Theme for the Week:
In many societies today and in certain eras past, the beard is and has been considered an adornment of the human face. You can say it is part of beauty too. A white flowing beard, for example, gives us an impression of age and the presumed wisdom associated with it.
However, Gurbani shows that beard is but an external measure and a limited way of assessing a person and his worth. The true value of a person goes beyond external features.
Well, this week’s AWAT issues will introduce us to the usage of the word beard/s and its meaning in Gurbani.
Meaning: noun: Beards.
ਸੇ ਦਾੜੀਆਂ ਸਚੀਆ ਜਿ ਗੁਰ ਚਰਨੀ ਲਗੰਨਿ॥
se daa-ṛee-aaṅ sacheeaa ji gur charnee lagaňn.
Those beards which touch the feet (follow the guidance) of the Guru are true. – Guru Amar Das, Guru Granth Sahib, 1419
Message: Judging a book by its cover?
Can you guess who this person is? Does he give you an impression of untidiness?
Yes, it is Bhagat Puran Singh who disregarded everything else including his appearance and health and dedicated his life single mindedly to help the underprivileged and weak.
A simple and ordinarily dressed person can be very kind and virtuous, whereas a person wearing clean and beautiful apparel can be evil and arrogant.
Thus Guru Amar Das states that those who in all humility allow their facial adornment, the beard, touch the feet of the Guru, i.e., accept the teachings of the Guru, remember them at all times and mould their lives accordingly are virtuous. Their beards are beautiful and bring them honour.

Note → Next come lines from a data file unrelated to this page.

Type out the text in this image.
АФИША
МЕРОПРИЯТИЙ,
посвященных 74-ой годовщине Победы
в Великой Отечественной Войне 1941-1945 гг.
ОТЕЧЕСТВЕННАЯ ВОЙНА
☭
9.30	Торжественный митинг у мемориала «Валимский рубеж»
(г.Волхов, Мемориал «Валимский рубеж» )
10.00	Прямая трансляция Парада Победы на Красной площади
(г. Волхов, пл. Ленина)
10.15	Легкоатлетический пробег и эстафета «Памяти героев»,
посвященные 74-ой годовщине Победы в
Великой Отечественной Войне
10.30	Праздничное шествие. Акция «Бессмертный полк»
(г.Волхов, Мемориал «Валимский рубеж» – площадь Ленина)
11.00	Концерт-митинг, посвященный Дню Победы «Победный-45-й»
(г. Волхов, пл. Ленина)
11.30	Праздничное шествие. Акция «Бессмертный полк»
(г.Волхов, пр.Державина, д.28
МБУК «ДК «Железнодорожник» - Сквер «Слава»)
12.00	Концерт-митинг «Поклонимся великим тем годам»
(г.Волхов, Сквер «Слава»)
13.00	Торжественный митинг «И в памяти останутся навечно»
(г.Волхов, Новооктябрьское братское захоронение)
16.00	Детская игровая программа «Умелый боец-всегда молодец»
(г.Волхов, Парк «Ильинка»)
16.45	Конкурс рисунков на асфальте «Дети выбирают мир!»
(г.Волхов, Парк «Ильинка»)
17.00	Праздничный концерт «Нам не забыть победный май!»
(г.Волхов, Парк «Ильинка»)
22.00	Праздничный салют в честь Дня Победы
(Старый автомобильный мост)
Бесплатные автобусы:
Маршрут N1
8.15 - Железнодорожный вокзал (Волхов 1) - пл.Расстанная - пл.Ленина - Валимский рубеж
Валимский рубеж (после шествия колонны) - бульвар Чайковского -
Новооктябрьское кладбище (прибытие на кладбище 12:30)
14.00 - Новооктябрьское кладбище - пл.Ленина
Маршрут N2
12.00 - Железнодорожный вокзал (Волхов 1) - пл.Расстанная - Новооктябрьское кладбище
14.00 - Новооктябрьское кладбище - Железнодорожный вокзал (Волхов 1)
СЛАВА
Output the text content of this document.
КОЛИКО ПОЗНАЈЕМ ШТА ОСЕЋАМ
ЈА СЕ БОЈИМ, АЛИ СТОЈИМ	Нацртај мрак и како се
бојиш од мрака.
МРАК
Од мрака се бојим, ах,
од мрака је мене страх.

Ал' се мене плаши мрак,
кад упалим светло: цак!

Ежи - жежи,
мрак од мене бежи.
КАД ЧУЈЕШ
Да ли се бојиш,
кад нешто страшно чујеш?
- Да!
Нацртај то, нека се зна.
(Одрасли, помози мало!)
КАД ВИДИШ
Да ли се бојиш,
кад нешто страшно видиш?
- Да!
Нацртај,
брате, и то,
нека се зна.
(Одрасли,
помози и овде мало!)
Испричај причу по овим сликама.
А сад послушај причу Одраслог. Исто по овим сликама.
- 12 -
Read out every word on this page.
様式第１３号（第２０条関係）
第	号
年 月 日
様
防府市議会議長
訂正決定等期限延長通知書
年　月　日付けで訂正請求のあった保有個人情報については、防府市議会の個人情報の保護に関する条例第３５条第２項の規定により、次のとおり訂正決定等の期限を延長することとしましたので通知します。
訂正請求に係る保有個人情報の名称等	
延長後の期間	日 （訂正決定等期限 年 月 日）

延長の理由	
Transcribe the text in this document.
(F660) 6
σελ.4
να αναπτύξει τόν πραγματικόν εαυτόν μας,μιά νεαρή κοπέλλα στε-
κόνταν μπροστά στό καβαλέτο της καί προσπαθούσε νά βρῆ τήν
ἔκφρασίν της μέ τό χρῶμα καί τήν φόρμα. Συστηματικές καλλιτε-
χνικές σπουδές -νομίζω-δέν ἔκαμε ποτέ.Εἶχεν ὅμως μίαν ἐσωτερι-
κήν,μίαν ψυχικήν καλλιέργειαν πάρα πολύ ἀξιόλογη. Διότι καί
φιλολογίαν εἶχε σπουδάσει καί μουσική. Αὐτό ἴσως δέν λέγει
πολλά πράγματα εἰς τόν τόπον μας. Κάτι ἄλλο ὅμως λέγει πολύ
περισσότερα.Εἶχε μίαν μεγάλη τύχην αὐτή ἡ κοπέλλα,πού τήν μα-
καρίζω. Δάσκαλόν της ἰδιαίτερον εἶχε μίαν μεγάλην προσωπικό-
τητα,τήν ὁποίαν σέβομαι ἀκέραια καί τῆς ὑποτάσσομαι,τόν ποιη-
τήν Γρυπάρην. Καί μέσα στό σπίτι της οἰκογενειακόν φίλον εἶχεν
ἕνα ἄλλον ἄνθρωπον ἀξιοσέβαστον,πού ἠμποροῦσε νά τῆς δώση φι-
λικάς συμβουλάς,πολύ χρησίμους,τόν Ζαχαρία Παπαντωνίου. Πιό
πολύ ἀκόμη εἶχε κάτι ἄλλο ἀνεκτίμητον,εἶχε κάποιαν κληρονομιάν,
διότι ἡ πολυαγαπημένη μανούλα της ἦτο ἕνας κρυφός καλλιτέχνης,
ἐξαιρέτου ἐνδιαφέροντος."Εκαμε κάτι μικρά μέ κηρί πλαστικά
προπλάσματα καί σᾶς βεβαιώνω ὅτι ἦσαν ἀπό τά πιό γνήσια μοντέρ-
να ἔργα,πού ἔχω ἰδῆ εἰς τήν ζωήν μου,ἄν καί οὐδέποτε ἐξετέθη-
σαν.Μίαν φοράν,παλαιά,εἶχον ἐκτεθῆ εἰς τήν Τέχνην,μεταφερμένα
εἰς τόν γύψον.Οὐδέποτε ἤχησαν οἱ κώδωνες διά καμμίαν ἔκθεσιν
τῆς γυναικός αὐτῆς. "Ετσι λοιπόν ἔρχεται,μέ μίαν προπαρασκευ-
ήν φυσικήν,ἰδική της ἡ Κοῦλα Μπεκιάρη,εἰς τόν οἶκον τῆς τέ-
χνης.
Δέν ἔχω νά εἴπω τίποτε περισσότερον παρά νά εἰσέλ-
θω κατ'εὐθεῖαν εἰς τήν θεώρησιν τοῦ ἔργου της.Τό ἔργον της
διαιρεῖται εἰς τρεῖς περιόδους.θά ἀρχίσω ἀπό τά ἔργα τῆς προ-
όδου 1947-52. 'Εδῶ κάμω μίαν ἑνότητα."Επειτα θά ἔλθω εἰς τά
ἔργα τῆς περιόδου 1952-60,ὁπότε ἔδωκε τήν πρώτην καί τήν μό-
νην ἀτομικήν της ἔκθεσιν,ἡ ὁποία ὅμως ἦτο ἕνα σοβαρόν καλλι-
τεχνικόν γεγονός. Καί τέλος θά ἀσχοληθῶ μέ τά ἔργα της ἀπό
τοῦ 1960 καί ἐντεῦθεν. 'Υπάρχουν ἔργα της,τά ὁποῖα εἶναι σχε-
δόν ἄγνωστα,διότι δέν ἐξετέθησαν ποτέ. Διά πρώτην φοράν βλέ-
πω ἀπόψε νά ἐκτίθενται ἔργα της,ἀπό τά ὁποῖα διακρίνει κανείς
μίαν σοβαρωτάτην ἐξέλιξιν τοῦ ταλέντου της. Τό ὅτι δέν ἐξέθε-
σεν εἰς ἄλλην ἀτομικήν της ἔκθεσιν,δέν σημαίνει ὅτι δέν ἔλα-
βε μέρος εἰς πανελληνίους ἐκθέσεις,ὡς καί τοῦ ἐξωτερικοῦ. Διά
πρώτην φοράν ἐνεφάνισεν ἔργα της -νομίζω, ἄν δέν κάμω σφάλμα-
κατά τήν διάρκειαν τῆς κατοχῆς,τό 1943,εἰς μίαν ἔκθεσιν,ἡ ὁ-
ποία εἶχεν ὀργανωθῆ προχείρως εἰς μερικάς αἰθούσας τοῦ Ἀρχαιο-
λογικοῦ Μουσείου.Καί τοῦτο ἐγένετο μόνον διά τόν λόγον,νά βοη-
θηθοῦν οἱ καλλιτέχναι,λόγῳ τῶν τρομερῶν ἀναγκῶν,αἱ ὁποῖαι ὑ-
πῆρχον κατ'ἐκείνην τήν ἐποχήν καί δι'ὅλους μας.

Only good and truthful behaviour earns us the right to call ourselves good and righteous, not what we wear or look like.
Everyone tries to look beautiful on the outside, but those who are also beautiful and clean inside are admired everywhere and at all times.
Etymology: From Sanskrit dhanya (blessed, auspicious, bringing or bestowing wealth), from Sanskrit/Pali dhan (wealth).